The heaviness blanketing me feels like an institutionalised parolee, free yet still bound in the snuggery of their incarceration. I try and focus on the cello slicing through my laptop speakers and fail. The sun slides from behind a cloud like a new sunrise and consoles me; its ability to smoothen even the roughest of seas softens the stiffness of my skin and lessens the surrounding storm. My body no longer tolerates the presence of any chemical not made by itself, even then it’s hard pushed to welcome what it created. A warm glow rises like a sun in my heart and the stabbing harassment of the cacophony of sounds that are my children begin to retreat, or perhaps my ears relax after a moment of high alert, I’m unsure which is true.
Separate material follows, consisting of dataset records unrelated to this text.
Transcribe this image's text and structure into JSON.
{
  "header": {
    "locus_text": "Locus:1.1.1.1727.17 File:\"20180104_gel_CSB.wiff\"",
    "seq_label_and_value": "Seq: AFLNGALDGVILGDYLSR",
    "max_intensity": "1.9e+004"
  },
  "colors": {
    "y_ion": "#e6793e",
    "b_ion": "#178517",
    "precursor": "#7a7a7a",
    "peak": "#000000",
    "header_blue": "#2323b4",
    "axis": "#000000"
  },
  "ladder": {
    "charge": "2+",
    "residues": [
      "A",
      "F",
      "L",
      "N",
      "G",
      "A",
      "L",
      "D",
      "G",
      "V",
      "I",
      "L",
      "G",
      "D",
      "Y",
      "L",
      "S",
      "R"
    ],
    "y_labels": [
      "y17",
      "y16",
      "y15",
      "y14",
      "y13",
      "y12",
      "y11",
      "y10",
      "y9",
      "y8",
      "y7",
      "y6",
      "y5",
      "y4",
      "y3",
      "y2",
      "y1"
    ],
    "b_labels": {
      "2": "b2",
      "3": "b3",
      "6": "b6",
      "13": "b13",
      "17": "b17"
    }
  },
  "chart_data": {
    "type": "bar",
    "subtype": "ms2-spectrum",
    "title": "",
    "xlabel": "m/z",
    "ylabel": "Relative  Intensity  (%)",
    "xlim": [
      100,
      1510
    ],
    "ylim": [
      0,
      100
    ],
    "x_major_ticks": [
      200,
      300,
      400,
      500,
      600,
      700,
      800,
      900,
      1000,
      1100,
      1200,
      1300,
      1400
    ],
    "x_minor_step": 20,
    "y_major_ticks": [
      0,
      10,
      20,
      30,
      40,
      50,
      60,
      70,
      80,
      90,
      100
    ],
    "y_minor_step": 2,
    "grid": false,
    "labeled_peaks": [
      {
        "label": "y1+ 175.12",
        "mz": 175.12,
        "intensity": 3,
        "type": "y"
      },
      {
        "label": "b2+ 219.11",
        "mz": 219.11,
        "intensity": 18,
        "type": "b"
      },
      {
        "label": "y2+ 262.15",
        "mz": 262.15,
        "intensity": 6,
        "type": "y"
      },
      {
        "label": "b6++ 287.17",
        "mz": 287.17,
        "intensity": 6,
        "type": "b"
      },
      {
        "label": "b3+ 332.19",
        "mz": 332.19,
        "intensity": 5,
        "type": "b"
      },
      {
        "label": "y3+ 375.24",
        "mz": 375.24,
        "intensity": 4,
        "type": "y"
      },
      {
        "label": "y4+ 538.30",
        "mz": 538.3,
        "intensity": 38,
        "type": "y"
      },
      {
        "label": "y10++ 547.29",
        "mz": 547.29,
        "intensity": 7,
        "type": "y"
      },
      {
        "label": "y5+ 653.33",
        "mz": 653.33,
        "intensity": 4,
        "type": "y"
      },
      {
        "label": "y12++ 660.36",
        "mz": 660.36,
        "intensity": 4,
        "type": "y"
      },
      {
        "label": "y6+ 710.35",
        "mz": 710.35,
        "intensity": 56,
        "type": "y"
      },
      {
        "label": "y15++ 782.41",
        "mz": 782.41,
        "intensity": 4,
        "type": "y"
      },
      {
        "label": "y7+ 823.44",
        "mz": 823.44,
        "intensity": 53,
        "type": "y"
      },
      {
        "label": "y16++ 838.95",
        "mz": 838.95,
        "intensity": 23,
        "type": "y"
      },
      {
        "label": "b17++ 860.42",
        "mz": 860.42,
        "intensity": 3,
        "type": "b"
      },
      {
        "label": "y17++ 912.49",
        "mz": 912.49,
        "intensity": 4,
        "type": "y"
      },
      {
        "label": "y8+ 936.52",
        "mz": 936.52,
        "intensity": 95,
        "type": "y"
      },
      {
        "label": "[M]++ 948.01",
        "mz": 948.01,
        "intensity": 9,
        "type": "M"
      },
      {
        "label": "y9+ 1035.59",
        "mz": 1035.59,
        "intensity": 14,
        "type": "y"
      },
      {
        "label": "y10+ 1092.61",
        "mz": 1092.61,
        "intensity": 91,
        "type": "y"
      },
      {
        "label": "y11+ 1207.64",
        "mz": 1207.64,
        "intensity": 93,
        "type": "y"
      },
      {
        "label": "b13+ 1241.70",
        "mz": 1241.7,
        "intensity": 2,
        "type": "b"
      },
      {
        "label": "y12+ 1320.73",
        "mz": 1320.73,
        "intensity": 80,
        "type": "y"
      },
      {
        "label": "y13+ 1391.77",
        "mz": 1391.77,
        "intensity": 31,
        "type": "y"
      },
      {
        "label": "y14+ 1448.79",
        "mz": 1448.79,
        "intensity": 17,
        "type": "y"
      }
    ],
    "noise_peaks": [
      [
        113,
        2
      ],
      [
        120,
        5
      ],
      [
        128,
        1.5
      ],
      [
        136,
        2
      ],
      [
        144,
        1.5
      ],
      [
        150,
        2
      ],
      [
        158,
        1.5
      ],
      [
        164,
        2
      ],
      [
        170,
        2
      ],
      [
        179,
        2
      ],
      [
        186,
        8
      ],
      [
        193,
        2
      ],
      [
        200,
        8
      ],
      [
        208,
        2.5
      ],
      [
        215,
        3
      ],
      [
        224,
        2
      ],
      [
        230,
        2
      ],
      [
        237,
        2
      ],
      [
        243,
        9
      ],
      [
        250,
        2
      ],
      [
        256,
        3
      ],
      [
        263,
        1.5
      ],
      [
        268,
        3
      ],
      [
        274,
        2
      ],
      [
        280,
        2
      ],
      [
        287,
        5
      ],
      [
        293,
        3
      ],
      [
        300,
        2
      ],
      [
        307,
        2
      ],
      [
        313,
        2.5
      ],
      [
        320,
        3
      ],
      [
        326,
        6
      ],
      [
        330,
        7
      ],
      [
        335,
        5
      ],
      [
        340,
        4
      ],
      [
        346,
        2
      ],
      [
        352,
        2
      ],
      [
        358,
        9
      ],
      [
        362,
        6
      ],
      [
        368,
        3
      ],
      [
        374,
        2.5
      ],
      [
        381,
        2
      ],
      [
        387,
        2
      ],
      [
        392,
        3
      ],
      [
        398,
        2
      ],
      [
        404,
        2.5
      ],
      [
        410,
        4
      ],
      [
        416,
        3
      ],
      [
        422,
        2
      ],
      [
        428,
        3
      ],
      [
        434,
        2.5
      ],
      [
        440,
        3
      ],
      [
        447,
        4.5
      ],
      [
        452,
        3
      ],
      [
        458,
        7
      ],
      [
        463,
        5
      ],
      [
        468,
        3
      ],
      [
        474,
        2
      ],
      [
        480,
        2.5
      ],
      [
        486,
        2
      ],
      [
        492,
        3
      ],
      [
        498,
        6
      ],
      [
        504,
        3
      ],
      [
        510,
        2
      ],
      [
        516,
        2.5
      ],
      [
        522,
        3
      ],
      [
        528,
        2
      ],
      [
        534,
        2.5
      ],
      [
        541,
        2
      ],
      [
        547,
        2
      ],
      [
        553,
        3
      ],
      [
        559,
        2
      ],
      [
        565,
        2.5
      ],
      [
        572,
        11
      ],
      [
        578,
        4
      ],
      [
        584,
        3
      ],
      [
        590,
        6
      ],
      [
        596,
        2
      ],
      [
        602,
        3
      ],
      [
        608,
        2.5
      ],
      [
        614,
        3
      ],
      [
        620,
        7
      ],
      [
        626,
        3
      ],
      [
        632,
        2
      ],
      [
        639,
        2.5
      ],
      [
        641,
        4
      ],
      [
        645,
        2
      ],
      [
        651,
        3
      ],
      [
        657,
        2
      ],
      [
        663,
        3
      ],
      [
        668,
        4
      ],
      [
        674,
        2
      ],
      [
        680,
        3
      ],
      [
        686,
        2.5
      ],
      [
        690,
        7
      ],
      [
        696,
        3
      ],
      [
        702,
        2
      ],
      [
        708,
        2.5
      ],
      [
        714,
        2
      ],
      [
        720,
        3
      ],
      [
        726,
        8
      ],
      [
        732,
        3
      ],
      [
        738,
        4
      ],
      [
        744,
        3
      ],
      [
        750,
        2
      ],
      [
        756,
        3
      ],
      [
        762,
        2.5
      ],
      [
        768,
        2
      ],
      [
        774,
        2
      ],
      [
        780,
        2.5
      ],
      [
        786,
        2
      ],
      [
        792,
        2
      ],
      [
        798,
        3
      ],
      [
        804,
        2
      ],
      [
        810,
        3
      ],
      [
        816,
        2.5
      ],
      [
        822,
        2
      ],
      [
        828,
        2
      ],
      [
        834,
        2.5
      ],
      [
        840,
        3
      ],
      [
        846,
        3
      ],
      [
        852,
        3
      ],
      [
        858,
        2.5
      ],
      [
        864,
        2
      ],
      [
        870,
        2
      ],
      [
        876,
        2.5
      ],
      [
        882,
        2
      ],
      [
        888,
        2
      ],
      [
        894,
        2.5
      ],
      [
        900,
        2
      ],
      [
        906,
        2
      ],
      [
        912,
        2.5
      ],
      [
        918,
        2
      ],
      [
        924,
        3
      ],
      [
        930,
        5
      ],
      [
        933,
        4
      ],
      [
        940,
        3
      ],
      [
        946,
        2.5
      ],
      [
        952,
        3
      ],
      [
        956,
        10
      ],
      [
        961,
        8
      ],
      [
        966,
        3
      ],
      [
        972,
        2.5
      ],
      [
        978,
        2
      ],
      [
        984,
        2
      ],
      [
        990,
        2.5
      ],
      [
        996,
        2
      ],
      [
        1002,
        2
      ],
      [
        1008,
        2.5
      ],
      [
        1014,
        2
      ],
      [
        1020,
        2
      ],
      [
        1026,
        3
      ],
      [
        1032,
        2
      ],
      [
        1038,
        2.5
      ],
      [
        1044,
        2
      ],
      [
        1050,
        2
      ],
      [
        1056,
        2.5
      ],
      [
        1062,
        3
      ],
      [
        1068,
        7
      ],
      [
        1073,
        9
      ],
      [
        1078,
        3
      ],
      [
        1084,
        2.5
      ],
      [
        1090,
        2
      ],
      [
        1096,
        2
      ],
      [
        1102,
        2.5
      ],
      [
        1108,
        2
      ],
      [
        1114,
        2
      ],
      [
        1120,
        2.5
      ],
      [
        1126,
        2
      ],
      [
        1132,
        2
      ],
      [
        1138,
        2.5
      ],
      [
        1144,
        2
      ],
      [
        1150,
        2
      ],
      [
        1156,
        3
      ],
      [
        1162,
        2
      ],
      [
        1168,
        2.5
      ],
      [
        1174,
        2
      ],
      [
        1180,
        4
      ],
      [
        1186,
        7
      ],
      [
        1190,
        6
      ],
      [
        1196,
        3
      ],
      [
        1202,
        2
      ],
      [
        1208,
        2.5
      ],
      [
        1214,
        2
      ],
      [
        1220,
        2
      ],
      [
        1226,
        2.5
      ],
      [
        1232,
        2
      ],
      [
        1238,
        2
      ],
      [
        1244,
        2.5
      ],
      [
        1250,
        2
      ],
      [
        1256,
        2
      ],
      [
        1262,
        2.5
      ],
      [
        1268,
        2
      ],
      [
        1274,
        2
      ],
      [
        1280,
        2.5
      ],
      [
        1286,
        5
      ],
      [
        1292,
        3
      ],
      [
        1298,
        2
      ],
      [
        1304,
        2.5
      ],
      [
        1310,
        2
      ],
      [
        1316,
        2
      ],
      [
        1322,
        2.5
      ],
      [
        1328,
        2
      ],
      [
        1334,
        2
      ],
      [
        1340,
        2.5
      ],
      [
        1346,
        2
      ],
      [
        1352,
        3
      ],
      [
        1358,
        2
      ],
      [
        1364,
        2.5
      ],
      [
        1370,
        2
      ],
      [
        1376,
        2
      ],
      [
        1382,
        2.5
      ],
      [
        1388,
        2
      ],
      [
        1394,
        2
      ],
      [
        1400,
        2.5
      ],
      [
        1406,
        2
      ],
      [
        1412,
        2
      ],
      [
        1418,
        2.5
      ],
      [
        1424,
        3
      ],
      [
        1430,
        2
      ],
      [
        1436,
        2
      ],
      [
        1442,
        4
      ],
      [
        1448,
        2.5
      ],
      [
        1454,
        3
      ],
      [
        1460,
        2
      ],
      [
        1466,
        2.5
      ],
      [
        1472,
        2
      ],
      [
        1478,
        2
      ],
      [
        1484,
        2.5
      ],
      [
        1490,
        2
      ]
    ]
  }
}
Maybe I think too much and my body is too afraid of itself. The depths my thoughts traverse have no bounds to which I have little control (by that I mean no control at all). I witness my awareness and smile, at least internally, at my tumultuous madness. I have spent an inordinate stretch of time dwelling in the cavity between my ears that the rest of my body no longer remembers who I am, and it’s not afraid to brusquely banish any whiff of reconcile. I think somewhere in the early years of infancy my body realised just how uncomfortable life was and evicted my awareness to the top floor of the building. No longer can I negotiate (and re-negotiate) terms of a truce between body and mind with whisky and benzos, I am forced to endure the white-knuckle adventure of a raging war, a war my body fights hard to win, with many casualties, and fatalities, on both sides; when the sun bathes the dead, does it make them look as beautiful as it makes me feel?
Yet here we are—mind, body and me. Inmates forced into a solitary cell with competing convictions. We must find common ground, a way to co-exist, before the psychopath slits the throat of the conman who belligerently beguiles the only one of us who is innocent into falsely confessing the sins of us all.